December 11, 2009
You don't ever want to be the coulda, woulda, shoulda guy. That's exactly where B.J. Penn was headed if he didn't straighten out his conditioning and maturity. He was dubbed "The Prodigy" back in the early 2000's but then let money and squabbles cloud his judgement. A dynamo down at 155 pounds, he allowed himself to balloon up in the 185 range. Even at 170, he was a good fighter but never in the condition to beat a top notch Georges St. Pierre or Matt Hughes. Penn isn't an old guy at 30-years-old but 2009 appears to be the year that he's turned the corner with his maturity and approach to his career.
The trash talking and warring with other fighters is gone. The laziness between fights has also gone bye-bye. Penn's Dalai Lama of conditioning is a 70-year-old who was thought to be a kook and has been, Marv Marinovich. Marinovich had made something click in Penn. His outlook on training has completely changed and gone is most of the drama that used to constantly surround the Penn Camp.
Watch Cofield's one-on-one with UFC president Dana White (NSFW), breaking down Penn-Diego Sanchez and Frank Mir-Cheick Kongo.

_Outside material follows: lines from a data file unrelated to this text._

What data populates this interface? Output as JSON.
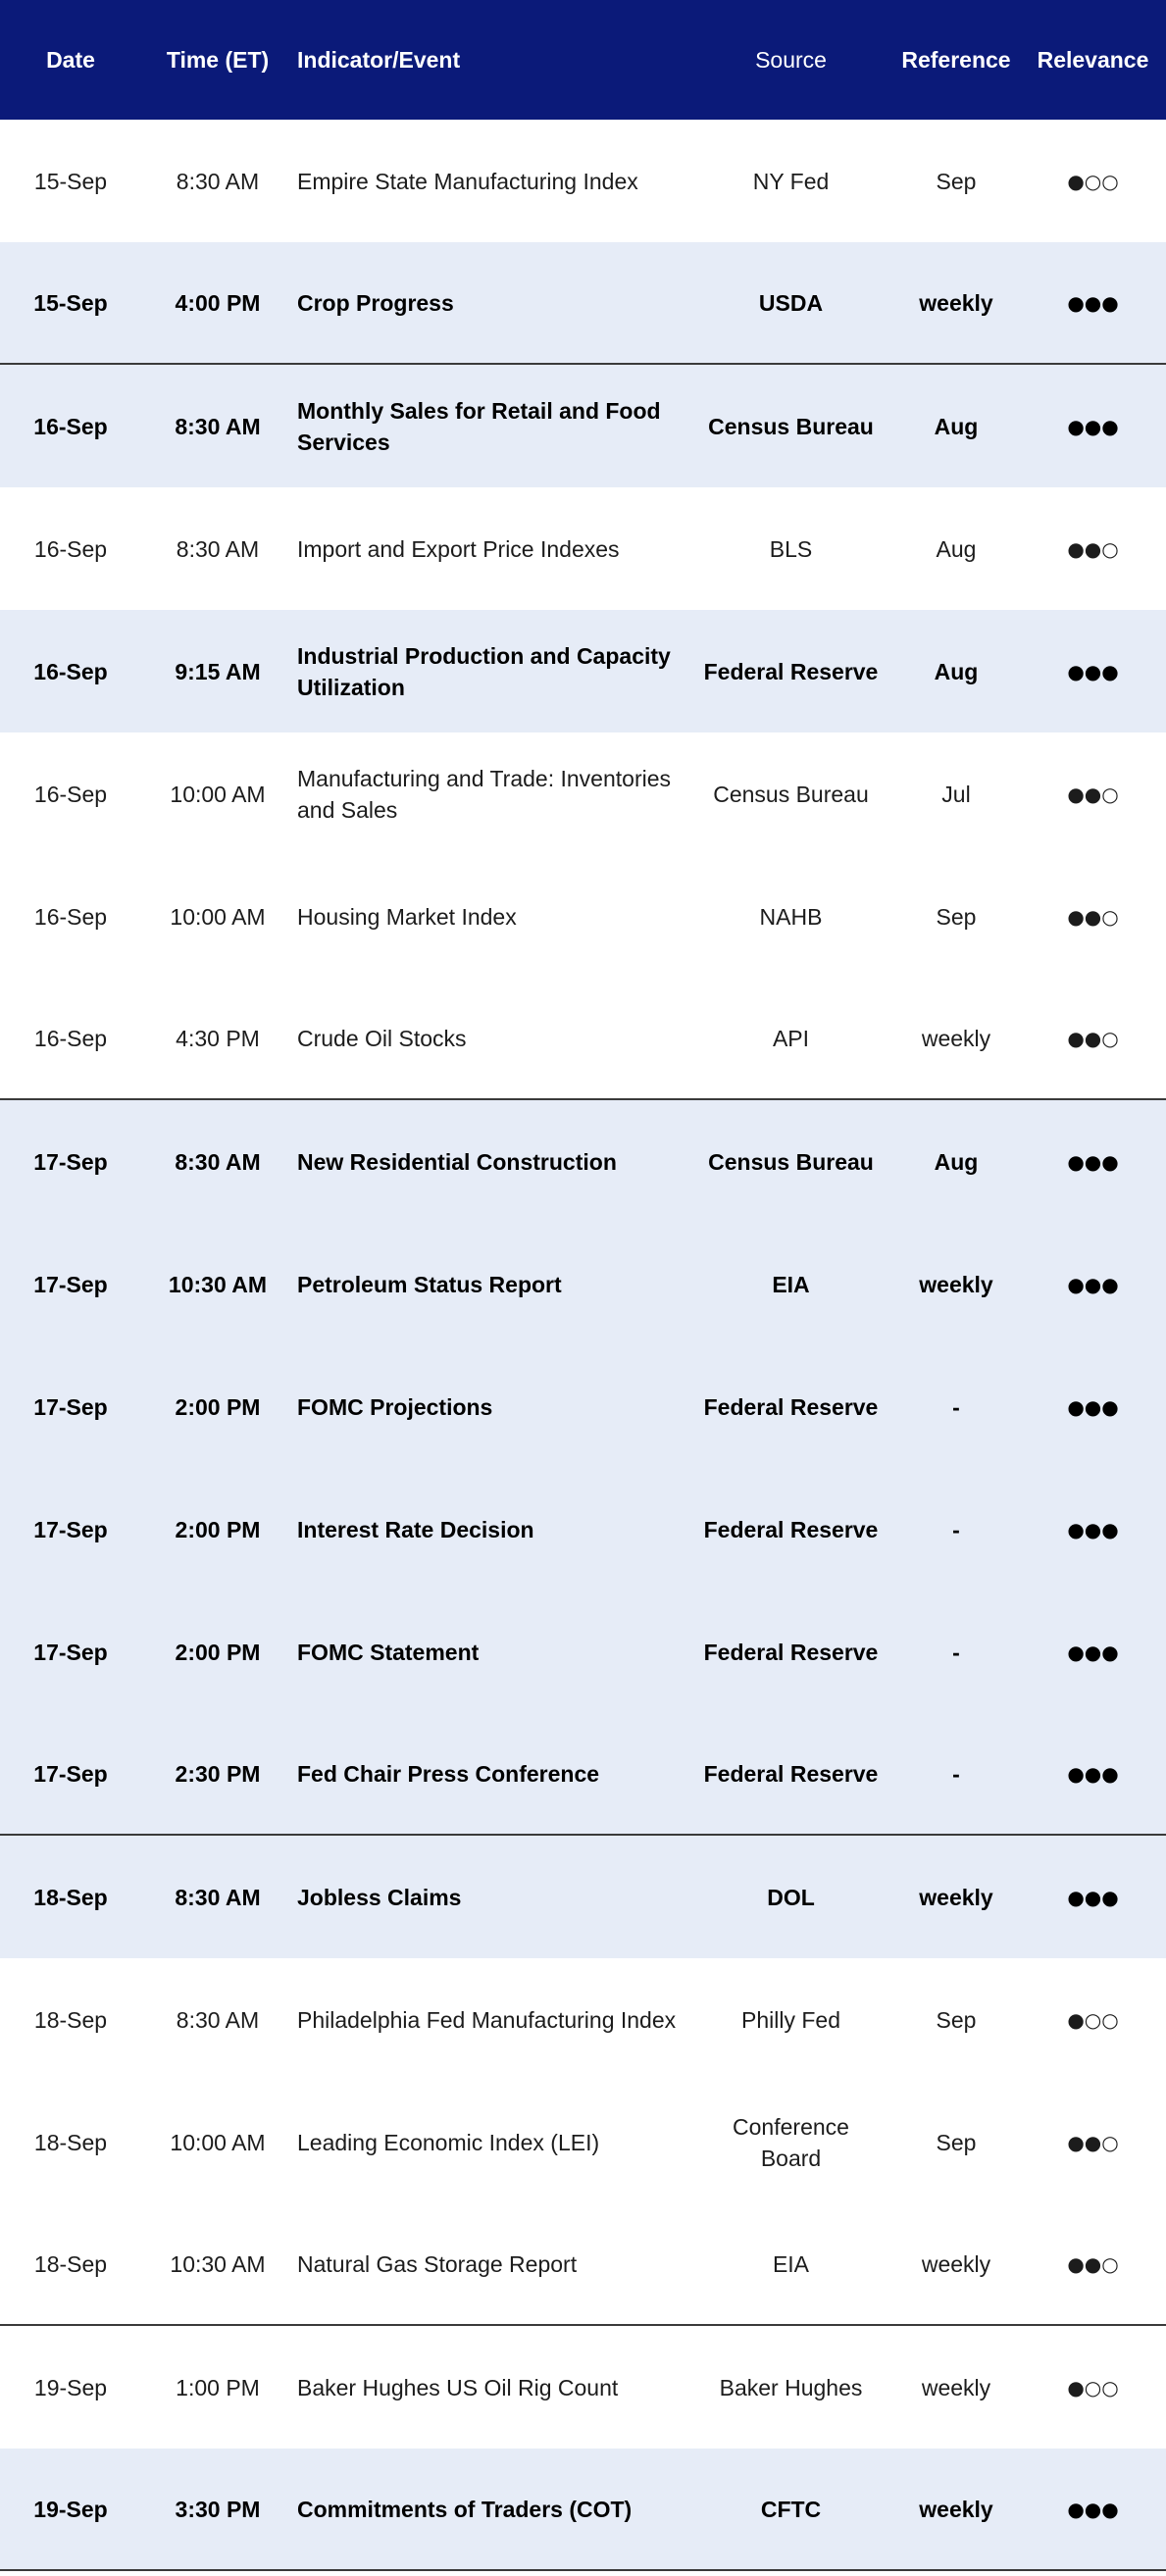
{
  "headers": {
    "date": "Date",
    "time": "Time (ET)",
    "indicator": "Indicator/Event",
    "source": "Source",
    "reference": "Reference",
    "relevance": "Relevance"
  },
  "rows": [
    {
      "date": "15-Sep",
      "time": "8:30 AM",
      "indicator": "Empire State Manufacturing Index",
      "source": "NY Fed",
      "reference": "Sep",
      "relevance": "●○○"
    },
    {
      "date": "15-Sep",
      "time": "4:00 PM",
      "indicator": "Crop Progress",
      "source": "USDA",
      "reference": "weekly",
      "relevance": "●●●"
    },
    {
      "date": "16-Sep",
      "time": "8:30 AM",
      "indicator": "Monthly Sales for Retail and Food Services",
      "source": "Census Bureau",
      "reference": "Aug",
      "relevance": "●●●"
    },
    {
      "date": "16-Sep",
      "time": "8:30 AM",
      "indicator": "Import and Export Price Indexes",
      "source": "BLS",
      "reference": "Aug",
      "relevance": "●●○"
    },
    {
      "date": "16-Sep",
      "time": "9:15 AM",
      "indicator": "Industrial Production and Capacity Utilization",
      "source": "Federal Reserve",
      "reference": "Aug",
      "relevance": "●●●"
    },
    {
      "date": "16-Sep",
      "time": "10:00 AM",
      "indicator": "Manufacturing and Trade: Inventories and Sales",
      "source": "Census Bureau",
      "reference": "Jul",
      "relevance": "●●○"
    },
    {
      "date": "16-Sep",
      "time": "10:00 AM",
      "indicator": "Housing Market Index",
      "source": "NAHB",
      "reference": "Sep",
      "relevance": "●●○"
    },
    {
      "date": "16-Sep",
      "time": "4:30 PM",
      "indicator": "Crude Oil Stocks",
      "source": "API",
      "reference": "weekly",
      "relevance": "●●○"
    },
    {
      "date": "17-Sep",
      "time": "8:30 AM",
      "indicator": "New Residential Construction",
      "source": "Census Bureau",
      "reference": "Aug",
      "relevance": "●●●"
    },
    {
      "date": "17-Sep",
      "time": "10:30 AM",
      "indicator": "Petroleum Status Report",
      "source": "EIA",
      "reference": "weekly",
      "relevance": "●●●"
    },
    {
      "date": "17-Sep",
      "time": "2:00 PM",
      "indicator": "FOMC Projections",
      "source": "Federal Reserve",
      "reference": "-",
      "relevance": "●●●"
    },
    {
      "date": "17-Sep",
      "time": "2:00 PM",
      "indicator": "Interest Rate Decision",
      "source": "Federal Reserve",
      "reference": "-",
      "relevance": "●●●"
    },
    {
      "date": "17-Sep",
      "time": "2:00 PM",
      "indicator": "FOMC Statement",
      "source": "Federal Reserve",
      "reference": "-",
      "relevance": "●●●"
    },
    {
      "date": "17-Sep",
      "time": "2:30 PM",
      "indicator": "Fed Chair Press Conference",
      "source": "Federal Reserve",
      "reference": "-",
      "relevance": "●●●"
    },
    {
      "date": "18-Sep",
      "time": "8:30 AM",
      "indicator": "Jobless Claims",
      "source": "DOL",
      "reference": "weekly",
      "relevance": "●●●"
    },
    {
      "date": "18-Sep",
      "time": "8:30 AM",
      "indicator": "Philadelphia Fed Manufacturing Index",
      "source": "Philly Fed",
      "reference": "Sep",
      "relevance": "●○○"
    },
    {
      "date": "18-Sep",
      "time": "10:00 AM",
      "indicator": "Leading Economic Index (LEI)",
      "source": "Conference Board",
      "reference": "Sep",
      "relevance": "●●○"
    },
    {
      "date": "18-Sep",
      "time": "10:30 AM",
      "indicator": "Natural Gas Storage Report",
      "source": "EIA",
      "reference": "weekly",
      "relevance": "●●○"
    },
    {
      "date": "19-Sep",
      "time": "1:00 PM",
      "indicator": "Baker Hughes US Oil Rig Count",
      "source": "Baker Hughes",
      "reference": "weekly",
      "relevance": "●○○"
    },
    {
      "date": "19-Sep",
      "time": "3:30 PM",
      "indicator": "Commitments of Traders (COT)",
      "source": "CFTC",
      "reference": "weekly",
      "relevance": "●●●"
    }
  ],
  "colors": {
    "header_bg": "#0b1a79",
    "header_text": "#ffffff",
    "highlight_row_bg": "#e6ecf7",
    "row_bg": "#ffffff",
    "separator": "#3a3a3a"
  }
}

Penn said he was pretty much forced to meet with Marinovich, 70, after the loss to GSP at UFC 94. J.D. his brother/manager, was searching for something. B.J. said he just wanted to go home. Keep in mind there were some rumors that Penn may take a long time off or even retire. That all changed when Penn got to speak with Marinovich and actually tried some of his training methods:
"We did it for a week and I just realized this guy is the best ever," Penn told Cagewriter.
The best ever? Wasn't this the guy who ruined his son, Todd, mentally and was on the outside looking in when it came to elite strength and condiditioning trainers?
"I think everyone talks about Marv being a joke because he's not doing what everyone else is doing. All that stuff that's the fad right now, he's doesn't do that stuff. That's why everybody looks down on him, 'oh he doesn't know what he's doing.'"
Penn claims most trainers are actually breaking down their fighters physically and making them worse right before the fight. The most important thing Marinovich is doing for Penn is on the mental side. Penn has had to hear about his lack of conditioning before most of his fights.
"I bought into it. Whether it works or not, it gives me a level of confidence that helps this out [pointing to his head]."
Penn looks like he's in his best condition since his early 20's. He'll need it at UFC 107 against Diego Sanchez, who may be one of the top cardio guys in the sport.